Light and eyes were not enough to grant him sight. Passing through the now-clear black pupil of the man's eye, that first light called forth no echoing image from within. The man's sight became a hollow, silent, dark, and frightening kind of seeing. The light of day beckoned, but no light of mind visually replied.

(...)

According to Zajonc, all vision relies on this "calling forth of an echoing image from within". As photographers, our unique set of experiences shapes how we perceive the world – for better or for worse. 

Sebastiao Salgado, one of the most emotional and empathetic photographers of our time, reminds us that great photographers have "a way of photographing what is inside them." Equally, Elliot Erwitt believes that photography has "little to do with the things you see and everything to do with the way you see them." 

But what of the things we don't see. How do our cultural habits of perspective limit our vision and determine our connections and perceptions of the world? Are there times when the light of the mind hides more than it reveals? And times when the shadow reveals more than we ever imagined?

We all have shadow areas of our lives where we hide from the experiences and feelings that arouse vulnerability, fear, judgment, criticism, insecurity, etc., either internally or externally. If there are areas of our inner life that we can't touch, does that impact the quality of our image-making? Are vulnerability and emotional honesty critical when making photographs? And if so, what role can photography play in expanding our capacity for inner and outer seeing?

Arthur Zajonc, in his book Meditation as Contemplative Inquiry, speaks about insight as a form of love that arises through the act of making. For him, love is an intentional and thoughtful practice of acceptance, where the opposites find wholeness. 
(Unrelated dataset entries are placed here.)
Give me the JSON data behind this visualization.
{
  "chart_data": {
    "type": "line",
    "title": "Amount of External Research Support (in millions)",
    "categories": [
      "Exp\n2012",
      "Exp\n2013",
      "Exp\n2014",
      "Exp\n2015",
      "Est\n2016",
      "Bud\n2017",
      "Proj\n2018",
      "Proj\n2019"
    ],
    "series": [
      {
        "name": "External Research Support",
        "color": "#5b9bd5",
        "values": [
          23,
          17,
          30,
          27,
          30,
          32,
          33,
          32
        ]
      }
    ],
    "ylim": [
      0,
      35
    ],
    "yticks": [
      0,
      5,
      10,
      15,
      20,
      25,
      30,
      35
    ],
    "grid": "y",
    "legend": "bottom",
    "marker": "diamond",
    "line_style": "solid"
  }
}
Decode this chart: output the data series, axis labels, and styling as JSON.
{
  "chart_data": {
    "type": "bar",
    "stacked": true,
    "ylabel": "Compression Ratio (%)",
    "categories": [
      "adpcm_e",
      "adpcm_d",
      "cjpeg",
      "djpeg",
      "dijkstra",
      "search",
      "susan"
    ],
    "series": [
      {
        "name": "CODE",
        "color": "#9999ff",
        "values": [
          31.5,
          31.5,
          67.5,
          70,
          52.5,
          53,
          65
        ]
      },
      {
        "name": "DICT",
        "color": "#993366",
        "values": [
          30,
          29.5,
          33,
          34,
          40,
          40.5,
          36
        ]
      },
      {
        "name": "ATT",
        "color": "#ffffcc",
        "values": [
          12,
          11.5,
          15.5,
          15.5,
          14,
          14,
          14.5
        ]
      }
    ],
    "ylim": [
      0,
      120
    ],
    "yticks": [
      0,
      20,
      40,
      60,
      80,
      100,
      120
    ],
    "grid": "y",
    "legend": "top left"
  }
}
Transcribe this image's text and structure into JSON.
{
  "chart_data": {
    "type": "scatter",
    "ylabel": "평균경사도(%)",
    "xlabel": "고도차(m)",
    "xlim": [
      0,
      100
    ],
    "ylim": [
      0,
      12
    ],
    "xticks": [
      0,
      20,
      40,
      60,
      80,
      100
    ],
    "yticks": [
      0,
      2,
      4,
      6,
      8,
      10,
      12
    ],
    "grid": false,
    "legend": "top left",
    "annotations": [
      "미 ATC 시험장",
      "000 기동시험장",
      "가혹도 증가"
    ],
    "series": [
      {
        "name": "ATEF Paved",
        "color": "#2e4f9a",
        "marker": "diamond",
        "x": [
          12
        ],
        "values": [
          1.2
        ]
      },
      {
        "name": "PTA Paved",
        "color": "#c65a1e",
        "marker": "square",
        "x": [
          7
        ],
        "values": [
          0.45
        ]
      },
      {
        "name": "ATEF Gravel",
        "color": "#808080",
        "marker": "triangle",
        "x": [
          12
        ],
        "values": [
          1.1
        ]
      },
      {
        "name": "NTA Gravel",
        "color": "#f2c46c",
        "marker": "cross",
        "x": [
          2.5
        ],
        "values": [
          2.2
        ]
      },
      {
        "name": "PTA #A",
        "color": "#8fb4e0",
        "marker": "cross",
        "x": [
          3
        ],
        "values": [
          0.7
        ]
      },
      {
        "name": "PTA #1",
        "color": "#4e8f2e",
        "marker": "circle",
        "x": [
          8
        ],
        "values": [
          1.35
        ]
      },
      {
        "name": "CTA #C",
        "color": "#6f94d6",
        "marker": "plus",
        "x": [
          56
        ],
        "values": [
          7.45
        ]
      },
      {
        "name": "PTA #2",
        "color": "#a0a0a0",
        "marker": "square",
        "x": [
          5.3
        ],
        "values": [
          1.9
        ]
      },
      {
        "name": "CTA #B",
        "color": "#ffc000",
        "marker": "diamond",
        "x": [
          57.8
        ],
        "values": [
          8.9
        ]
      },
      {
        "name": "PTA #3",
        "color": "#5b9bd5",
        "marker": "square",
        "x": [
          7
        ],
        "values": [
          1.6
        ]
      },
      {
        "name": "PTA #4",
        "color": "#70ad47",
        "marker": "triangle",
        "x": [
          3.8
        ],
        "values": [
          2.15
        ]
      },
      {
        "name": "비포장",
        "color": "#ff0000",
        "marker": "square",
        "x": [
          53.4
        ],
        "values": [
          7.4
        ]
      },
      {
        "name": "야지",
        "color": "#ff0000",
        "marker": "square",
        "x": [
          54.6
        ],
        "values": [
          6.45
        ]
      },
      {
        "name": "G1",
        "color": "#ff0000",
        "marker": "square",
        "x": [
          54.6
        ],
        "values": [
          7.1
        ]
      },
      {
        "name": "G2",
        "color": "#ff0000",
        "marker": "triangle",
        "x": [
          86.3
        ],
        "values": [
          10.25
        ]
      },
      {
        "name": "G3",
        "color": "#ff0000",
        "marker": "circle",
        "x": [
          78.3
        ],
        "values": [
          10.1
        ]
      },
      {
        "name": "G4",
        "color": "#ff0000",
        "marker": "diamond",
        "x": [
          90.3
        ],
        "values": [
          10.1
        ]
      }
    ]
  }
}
Next week we will be taking a deeper dive into his book and the recommended practices for seeing, and accepting. Until then, Tom Rankin, photo educator extraordinaire, offers us this: 

 "Photographers—and photographs—get all they have from embracing the darkness and light equally, shadows adjacent to highlights, contrast next to flatness, what is present alongside what has gone, low valleys juxtaposed with the peaks. The opposites are coequal and mutually dependent, elemental to how we see. The last line from Psalm 139:12: "the darkness and the light are both alike to you." Alike, I argue, in that both offer us a frontier to explore, render, and move to reveal, a time and place to take full visual advantage of the mystery and the unknown."